In reality, your overall position should be more stable than implied by these equity-skewed allocations. That’s because your guaranteed income products and pensions all count as fixed income.
Using a rolling linker ladder to hedge unexpected inflation
You may not want to buy a linker ladder for the rest of your life, but maybe you’re still interested in protecting a wedge of your wealth from being withered by inflation.
Equities will probably do that over the long-term. But in the short-term, individual index-linked gilts held to maturity better fit the bill.

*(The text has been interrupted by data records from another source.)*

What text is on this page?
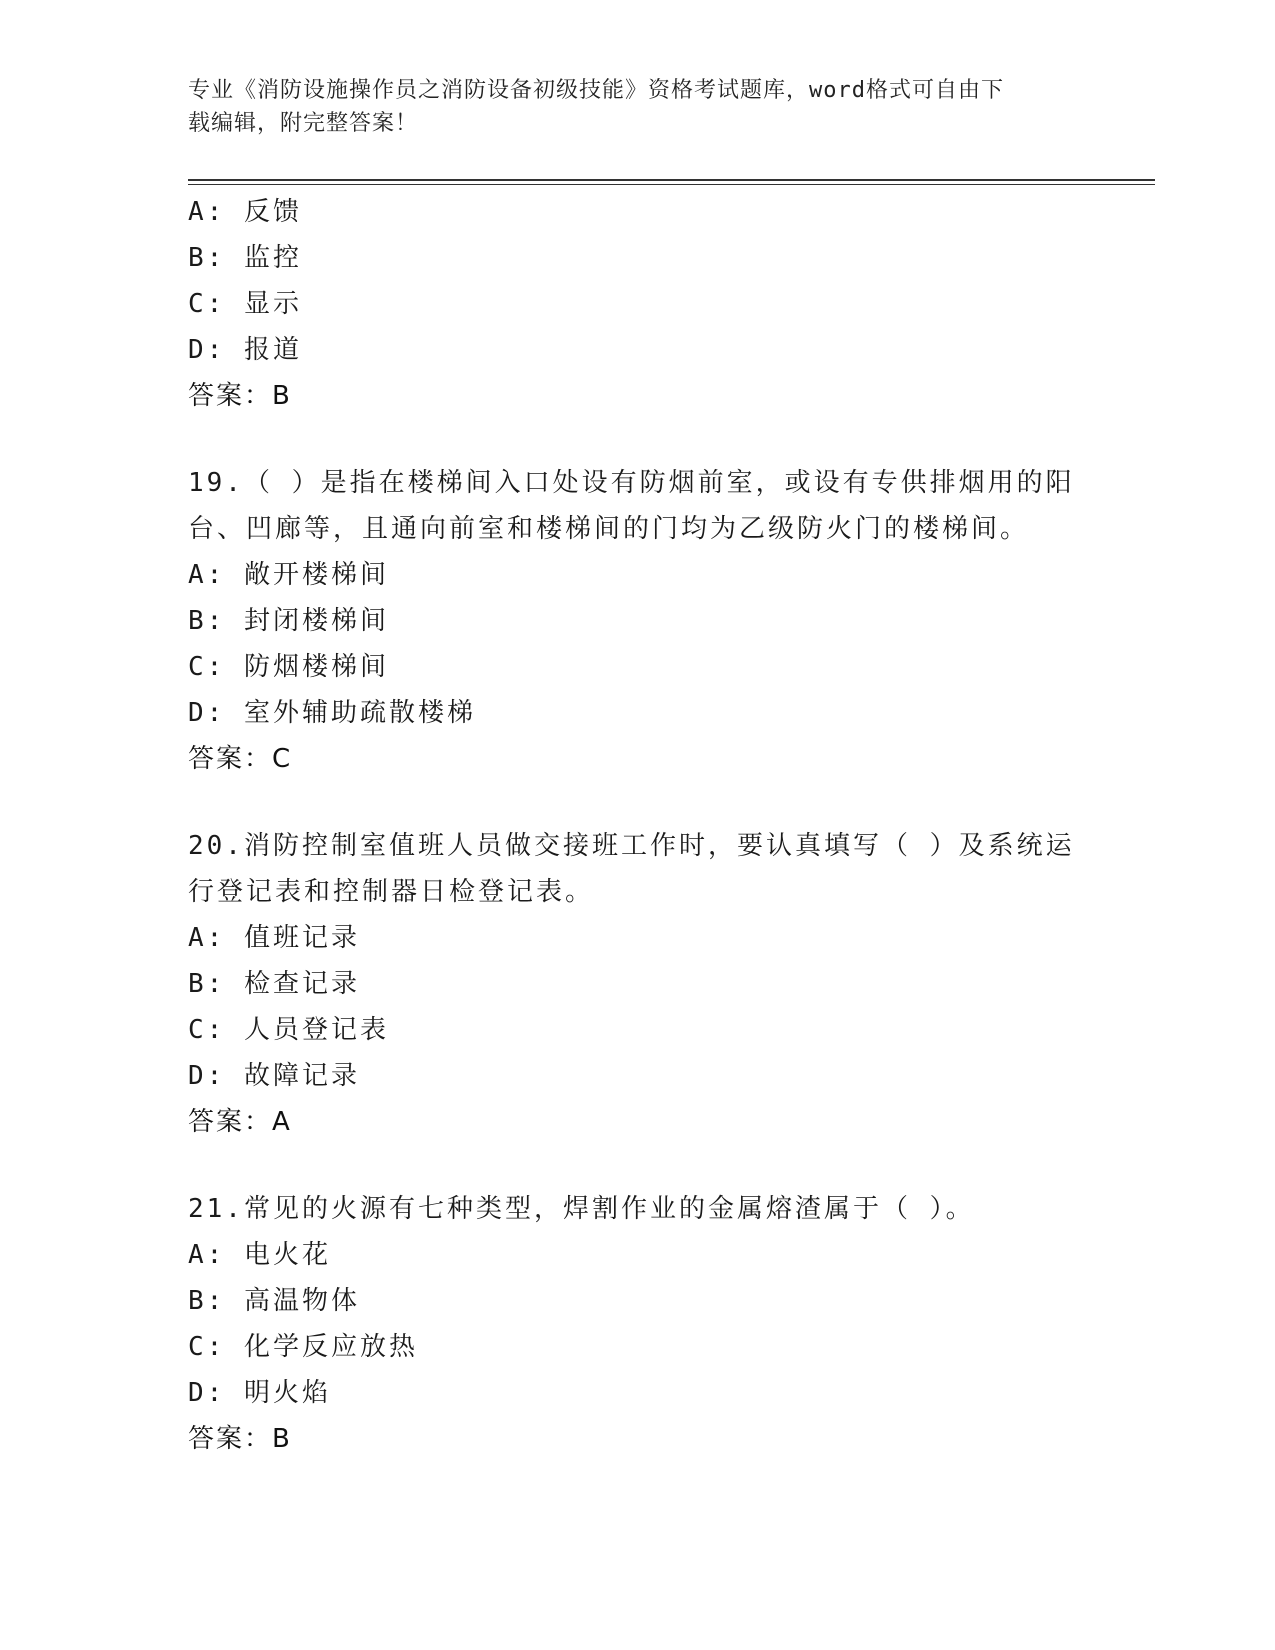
专业《消防设施操作员之消防设备初级技能》资格考试题库，word格式可自由下
载编辑，附完整答案！
A: 反馈
B: 监控
C: 显示
D: 报道
答案：B
19.（ ）是指在楼梯间入口处设有防烟前室，或设有专供排烟用的阳
台、凹廊等，且通向前室和楼梯间的门均为乙级防火门的楼梯间。
A: 敞开楼梯间
B: 封闭楼梯间
C: 防烟楼梯间
D: 室外辅助疏散楼梯
答案：C
20.消防控制室值班人员做交接班工作时，要认真填写（ ）及系统运
行登记表和控制器日检登记表。
A: 值班记录
B: 检查记录
C: 人员登记表
D: 故障记录
答案：A
21.常见的火源有七种类型，焊割作业的金属熔渣属于（ ）。
A: 电火花
B: 高温物体
C: 化学反应放热
D: 明火焰
答案：B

By holding each linker to maturity you avoid the price risk that has hammered inflation-linked bond funds over the past couple of years.
Bond managers typically sell their securities before maturity in order to maintain their fund’s duration.
As interest rates took off in 2022, managers were therefore booking capital losses as prices fell in response to rising bond yields.
Those capital losses were severe enough to swamp the inflation-adjusted component of linker returns.
Hold!
The bottom line is you can avoid price risk by acting as your own bond manager and holding your index-linked gilts to maturity.
To hedge unexpected inflation with index-linked gilts:
- Follow our How to build an index-linked gilt ladder guide.
- Construct a shorter rolling ladder instead of the long, non-rolling ladder discussed in the guide.
- Hold 0-3 or 0-5 years worth of index-linked gilts – just as a short-term bond fund would.
- When a linker matures, reinvest the proceeds into a new linker at the long end of your ladder.
Now you have an investment that directly responds to UK inflation.
You can reinvest your coupons into the ladder whenever you have enough piled up to make it worth your while. Or you can spend them, or reinvest them into another asset.
However you must reinvest the coupons if you want to achieve – approximately – the yield-to-maturity on offer when you first buy each bond. (This involves duration matching and is difficult to do perfectly.)
Remember, your linkers’ pricing will still bounce around as market conditions change. So you’ll still feel the volatility if you track your gilt’s fortunes from month to month. Moreover, you’ll crystallise any loss (or gain) if you sell early.
However, all told the volatility should be relatively tame on short-term linkers. And, as mentioned, you can ignore it entirely if you hold your gilts to maturity.
We’ll write a post soon on how to buy individual index-linked gilts.
But in truth – providing your platform offers them – it’s not much harder than buying a fund or share.
Granted you may have to buy over the phone instead of online, but it’s completely doable.
Stepping up
After many years of negative yields, individual index-linked gilts are affordable and worth buying again.
The window may not stay open forever. We might well fall back into negative real yield territory.
But for now, in an uncertain world, linkers offer something few other investments do. Just so long as you know how to make the most of them.